Figure 4Changing the evolutionary class of a tumour through interventions
With the classification system outlined in TABLE 2, we could examine how different interventions move tumours between categories. a | In this example, chemotherapy can be mutagenic and can select for hypermutator clones, generating new clones and more diversity[40,186,187]. It can also kill endothelial cells and thus have an anti-angiogenic effect[188], resulting in a tumour (type 13) with one of the worst predicted prognoses.

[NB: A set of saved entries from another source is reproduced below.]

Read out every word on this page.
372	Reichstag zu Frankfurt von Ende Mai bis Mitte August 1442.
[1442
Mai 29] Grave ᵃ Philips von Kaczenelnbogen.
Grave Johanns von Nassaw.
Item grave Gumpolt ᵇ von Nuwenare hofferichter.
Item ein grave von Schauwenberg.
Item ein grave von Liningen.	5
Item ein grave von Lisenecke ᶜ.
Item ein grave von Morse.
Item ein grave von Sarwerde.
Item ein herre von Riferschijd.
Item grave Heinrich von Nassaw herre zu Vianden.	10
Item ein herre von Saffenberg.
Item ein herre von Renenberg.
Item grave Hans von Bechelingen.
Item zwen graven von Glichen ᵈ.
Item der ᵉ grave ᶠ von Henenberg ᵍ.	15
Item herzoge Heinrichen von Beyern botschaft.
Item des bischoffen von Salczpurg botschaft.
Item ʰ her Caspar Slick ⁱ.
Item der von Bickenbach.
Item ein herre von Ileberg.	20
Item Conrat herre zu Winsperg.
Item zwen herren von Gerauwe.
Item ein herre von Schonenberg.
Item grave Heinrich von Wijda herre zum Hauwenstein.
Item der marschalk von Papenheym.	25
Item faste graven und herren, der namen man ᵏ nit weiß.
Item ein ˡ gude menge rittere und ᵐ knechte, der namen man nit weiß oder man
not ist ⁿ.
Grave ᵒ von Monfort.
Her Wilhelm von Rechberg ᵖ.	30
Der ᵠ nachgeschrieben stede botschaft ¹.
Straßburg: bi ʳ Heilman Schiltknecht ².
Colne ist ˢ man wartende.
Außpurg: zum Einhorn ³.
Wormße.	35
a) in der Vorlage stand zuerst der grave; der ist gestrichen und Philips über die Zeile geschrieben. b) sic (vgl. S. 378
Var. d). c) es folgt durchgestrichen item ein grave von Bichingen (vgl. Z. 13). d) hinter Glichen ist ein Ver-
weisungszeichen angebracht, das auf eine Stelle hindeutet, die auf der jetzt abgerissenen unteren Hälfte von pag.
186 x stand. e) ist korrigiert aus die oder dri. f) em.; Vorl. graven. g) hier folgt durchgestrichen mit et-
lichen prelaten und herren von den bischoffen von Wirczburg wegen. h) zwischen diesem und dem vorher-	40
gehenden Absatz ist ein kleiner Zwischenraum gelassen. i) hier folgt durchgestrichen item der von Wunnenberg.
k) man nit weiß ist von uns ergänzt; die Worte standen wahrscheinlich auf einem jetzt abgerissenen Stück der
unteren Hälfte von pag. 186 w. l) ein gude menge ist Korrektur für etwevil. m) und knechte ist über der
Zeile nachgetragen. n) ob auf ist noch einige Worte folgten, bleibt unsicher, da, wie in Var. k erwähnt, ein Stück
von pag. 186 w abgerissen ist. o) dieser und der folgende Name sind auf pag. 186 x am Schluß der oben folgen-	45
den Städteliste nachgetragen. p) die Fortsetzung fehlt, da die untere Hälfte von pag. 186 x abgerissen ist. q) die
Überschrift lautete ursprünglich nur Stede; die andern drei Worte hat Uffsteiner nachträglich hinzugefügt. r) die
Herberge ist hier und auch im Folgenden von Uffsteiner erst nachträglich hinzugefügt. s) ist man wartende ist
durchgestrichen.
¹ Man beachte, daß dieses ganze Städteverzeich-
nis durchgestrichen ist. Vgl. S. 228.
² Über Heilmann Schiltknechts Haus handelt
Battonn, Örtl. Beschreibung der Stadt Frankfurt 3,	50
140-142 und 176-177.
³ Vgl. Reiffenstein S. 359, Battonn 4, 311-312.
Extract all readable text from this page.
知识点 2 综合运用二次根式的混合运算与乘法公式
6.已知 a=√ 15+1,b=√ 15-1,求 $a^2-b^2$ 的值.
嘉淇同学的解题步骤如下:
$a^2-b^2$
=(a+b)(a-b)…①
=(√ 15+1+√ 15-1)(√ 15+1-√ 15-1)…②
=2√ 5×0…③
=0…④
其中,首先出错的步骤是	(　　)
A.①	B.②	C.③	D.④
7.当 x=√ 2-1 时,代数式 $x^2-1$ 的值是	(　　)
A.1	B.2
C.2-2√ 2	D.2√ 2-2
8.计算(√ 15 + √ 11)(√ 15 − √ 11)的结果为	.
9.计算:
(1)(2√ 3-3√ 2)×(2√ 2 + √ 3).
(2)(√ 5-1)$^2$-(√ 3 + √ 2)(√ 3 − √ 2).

This may partly explain why tumours that recur after chemotherapy are so difficult to control. b | Immunotherapy, if successful, may increase the predation hazards to the tumour and perhaps select for a subclone, reducing diversity. Targeted therapy, unlike chemotherapy, probably does not cause significant DNA damage and may further genetically homogenize the tumour. Anti-angiogenic therapy is designed to restrict the resources of the tumour. At the end of this example sequence, the tumour is in the most manageable, least evolvable category (type 3 in TABLE 2). Of course, chemotherapy, immunotherapy and targeted therapy may have different effects depending on the details of those therapies and their interaction with the clones in the tumour and their ecosystem.